No es de extrañar que otro hilo del libro sea la fugacidad de la vida (“La eternidad sufre de olvido” o “El tiempo, la gran catástrofe”), pues ha sido un tópico clásico de la composición lírica. De tal manera se declara el inevitable paso de los días: “Los lunes huyen” o “Esperando que otra vez sea domingo” se lee en ese par de versos de “Silencio y perdón” y de “Desde las súplicas”. Esa conciencia de que el ser humano es tiempo está presente en el libro:
Nada es alguien
que ensimismado en el agua
recoge milagrosos peces
y efímero sobrenada
en la angustia
asfixiado de algas y de tiempo.
Es el último cuarteto de “Para qué nombró” en el cual se manifiesta nuestra condición de mortales, en una perpetua lucha contra el avance de las manecillas del reloj. La vida es ese lapso entre nacimiento y muerte, leemos “Si el tiempo no se hiciera añicos / al primer día de nacido” [...] “no tendríamos la necesidad de exhibir nuestras llagas / y ponerlas a la vista de todos los desprecios” (“Sobre el césped teñido de alacranes”). Las contingencias del ser abren períodos, cierran etapas. Esas fluctuaciones conforman al hombre; Vicente Robalino lo sabe y, tal vez por ello, dos de los motivos principales de Un animal parecido al deseo son el cuerpo y la ceniza. Ambos son huellas del pasado, registro de acontecimientos. En “De la hoguera” finaliza “Mi palabra llena de ceniza”, es decir, se recogen los restos del acontecer de la vida. No hay paso sin mancha. Seguimos los rastros del fuego que pulveriza pero también purifica: “y esconde las cenizas en el cuerpo hueco de un dios olvidado” se apunta en “Oscuras soledades”.

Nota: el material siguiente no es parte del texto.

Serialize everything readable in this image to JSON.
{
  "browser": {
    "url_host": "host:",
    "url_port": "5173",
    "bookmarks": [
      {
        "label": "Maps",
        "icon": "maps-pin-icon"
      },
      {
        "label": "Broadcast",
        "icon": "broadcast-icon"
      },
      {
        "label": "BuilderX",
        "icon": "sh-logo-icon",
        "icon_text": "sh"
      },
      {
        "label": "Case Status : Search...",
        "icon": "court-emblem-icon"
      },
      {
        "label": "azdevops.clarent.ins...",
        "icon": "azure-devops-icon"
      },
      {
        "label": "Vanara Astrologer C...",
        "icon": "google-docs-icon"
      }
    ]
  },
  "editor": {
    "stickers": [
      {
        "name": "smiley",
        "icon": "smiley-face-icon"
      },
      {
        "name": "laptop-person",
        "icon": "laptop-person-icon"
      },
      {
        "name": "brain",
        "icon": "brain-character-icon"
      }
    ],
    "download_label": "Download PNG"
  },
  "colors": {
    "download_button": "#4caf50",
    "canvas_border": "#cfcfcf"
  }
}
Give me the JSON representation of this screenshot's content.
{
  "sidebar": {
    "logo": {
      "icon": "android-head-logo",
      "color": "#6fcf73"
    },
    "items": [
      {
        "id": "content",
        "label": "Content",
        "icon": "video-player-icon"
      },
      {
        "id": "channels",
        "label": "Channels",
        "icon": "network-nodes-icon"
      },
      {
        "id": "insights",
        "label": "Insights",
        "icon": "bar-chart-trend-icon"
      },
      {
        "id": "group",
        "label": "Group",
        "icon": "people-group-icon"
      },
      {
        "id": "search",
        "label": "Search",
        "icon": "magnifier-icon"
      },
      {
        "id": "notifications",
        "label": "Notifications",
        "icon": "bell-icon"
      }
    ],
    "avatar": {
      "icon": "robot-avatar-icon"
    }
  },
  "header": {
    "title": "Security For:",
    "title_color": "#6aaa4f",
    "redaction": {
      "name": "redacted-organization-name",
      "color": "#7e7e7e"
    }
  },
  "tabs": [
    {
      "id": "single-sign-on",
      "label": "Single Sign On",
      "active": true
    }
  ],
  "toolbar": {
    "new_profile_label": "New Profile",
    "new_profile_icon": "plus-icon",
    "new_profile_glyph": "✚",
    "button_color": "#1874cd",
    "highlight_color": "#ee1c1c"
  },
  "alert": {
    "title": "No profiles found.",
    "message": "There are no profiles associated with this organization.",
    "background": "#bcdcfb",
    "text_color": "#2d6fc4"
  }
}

Asimismo, en “Último refugio” se comienza con “Mi cuerpo lleno de deshielos precipitándose”. Ahora el símil se realiza con ese otro elemento fundador de la vida: el agua. Nos brinda esta imagen basada en la velocidad con que los sólidos se convierten en líquidos y de nuevo la fugacidad de un estado que se transforma en otro. Otro ejemplo es “El cuerpo del pasado” cuyas estrofas inician con ese modo sin restricciones que es el infinitivo: “Dibujar en la hoja de la noche...”, “Garabatear reproches a la vida...”, “Pintarrajear de olvidos el silencio...”, “Interrogar a las paredes levantadas...”, con la finalidad de registrar una situación continua en que el verbo no se detiene. El escritor lucha permanentemente con ese eterno transcurrir del mundo.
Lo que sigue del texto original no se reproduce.